Over the last year while writing my daily blogs, I have often used a specific track on the Insight Timer app to get me in “writing mode.” Sometime during the year, the app introduced a “daily check-in” feature where they ask to choose my current mood. The options are Great, Good, Okay, Bad and Awful.
I have selected “Okay” 99% of the time.
The first 10 times that I selected “Okay”, I didn’t think anything of it. But as I continued to select it, it started concerning me.
I was usually logging into the app before writing, something I love to do. Was something wrong with me because I was choosing Okay all the time? Shouldn’t I be feeling Great or at the very least Good if I was just about to start writing? Shouldn’t I be grateful to be doing something I love?
As I continued to select “Okay” over several months, I became okay with being okay because it was true! I toyed with the idea of choosing Good to see if I could trick myself into upping my mood.

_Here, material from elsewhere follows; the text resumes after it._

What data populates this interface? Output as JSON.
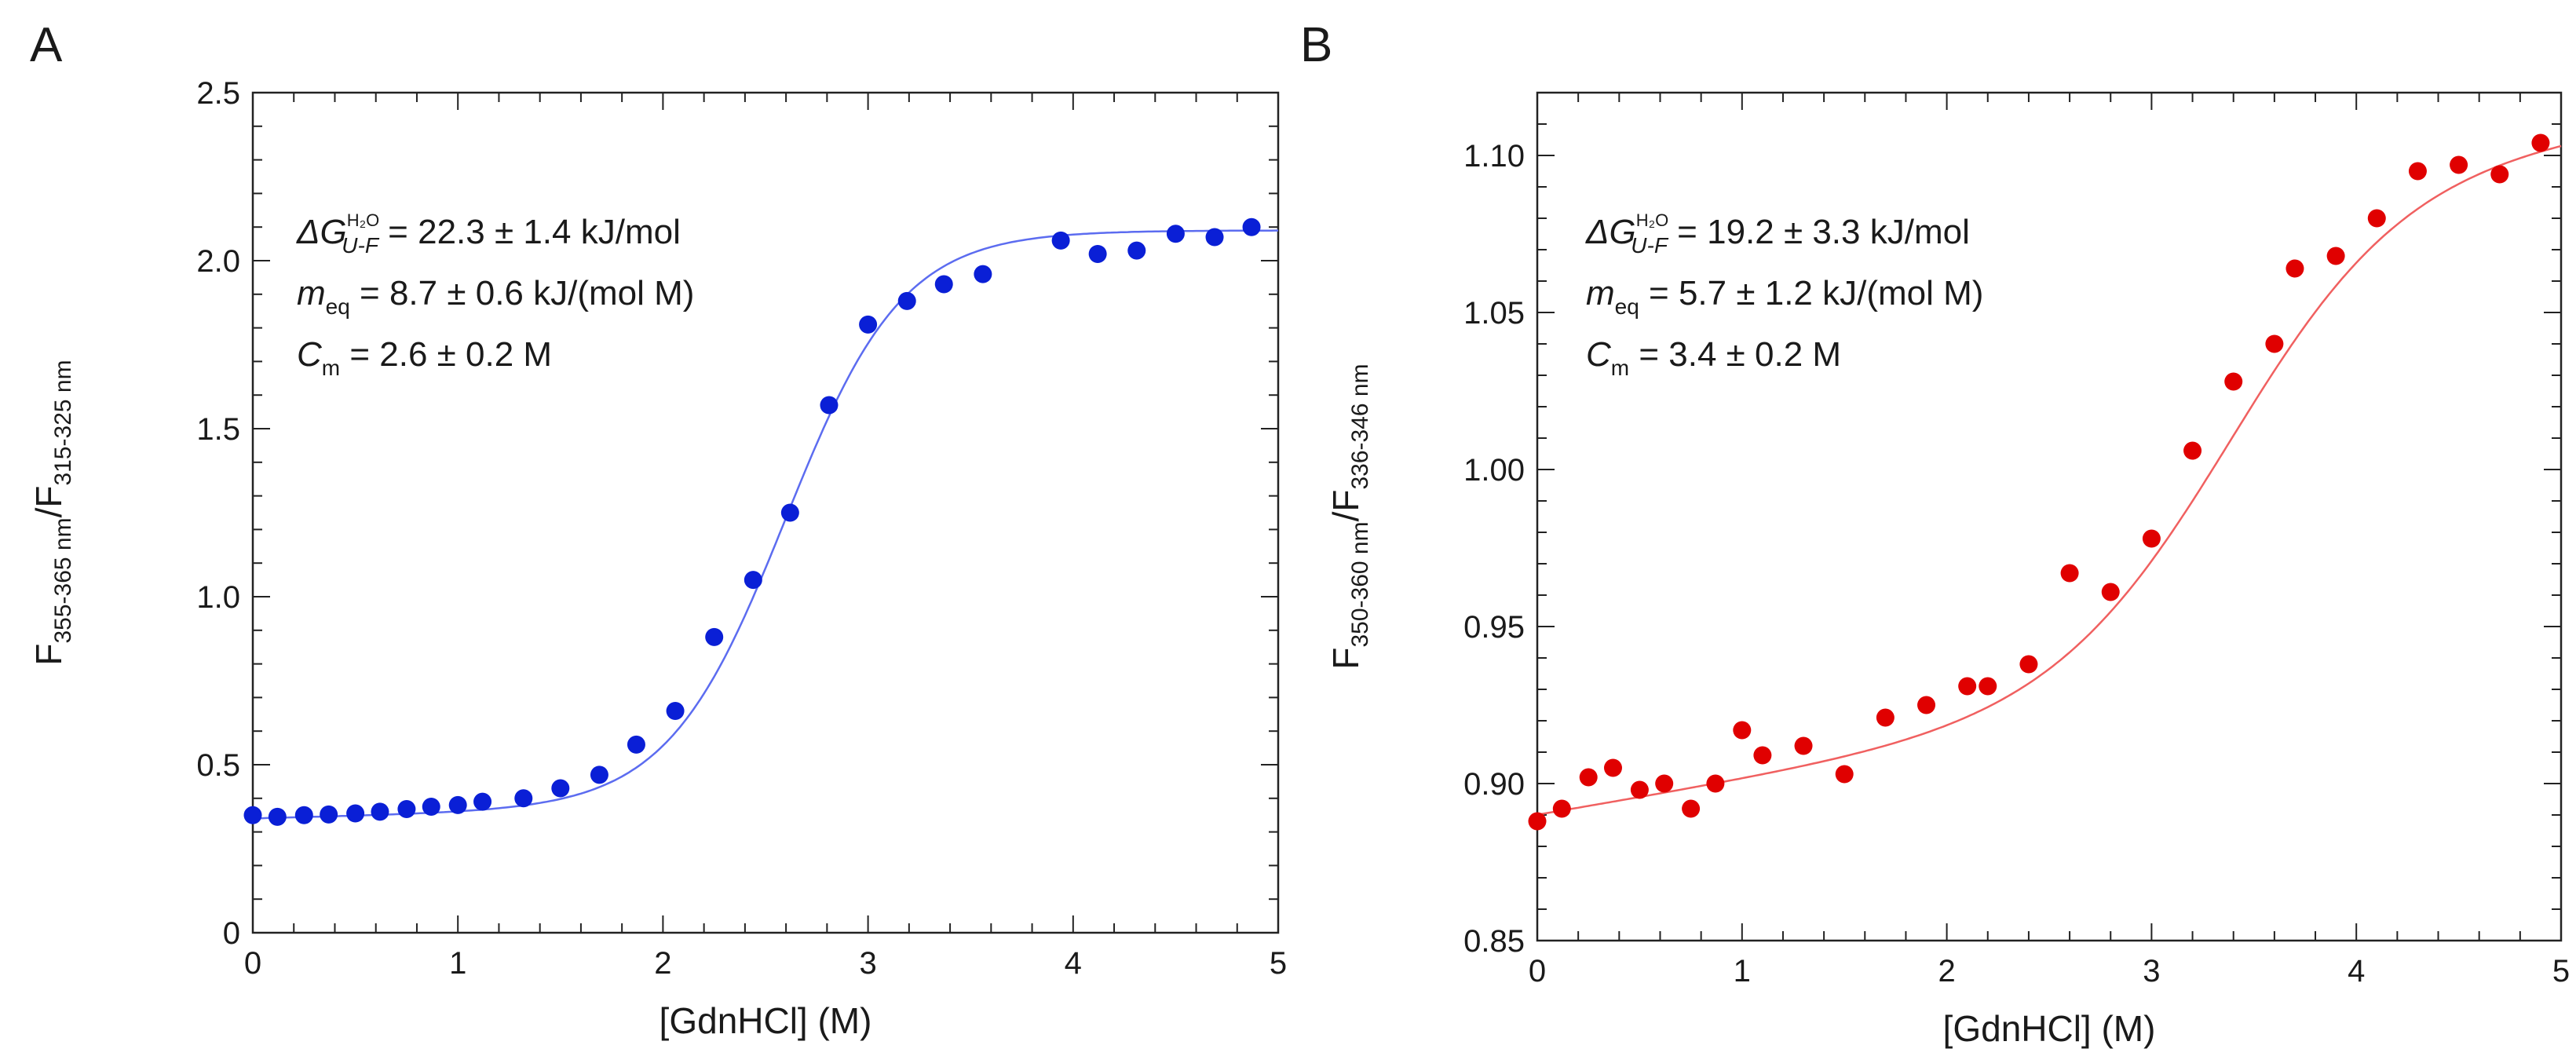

But really, “Okay” was the most accurate way to describe how life was going. In our house, we had a bunch of tough stuff happen in 2021. And while I have really enjoyed my creative work, it wasn’t enough to override all of the other emotions happening in my body.
There is probably a way to trick the mind into upleveling my mood but I was not so interested in that. I didn’t want to pretend to be good or great. And I don’t think that being okay is a bad thing. It doesn’t mean that I am not enjoying or appreciating life.
How we feel is separate from how thankful we are.
And having that tension between the two is okay.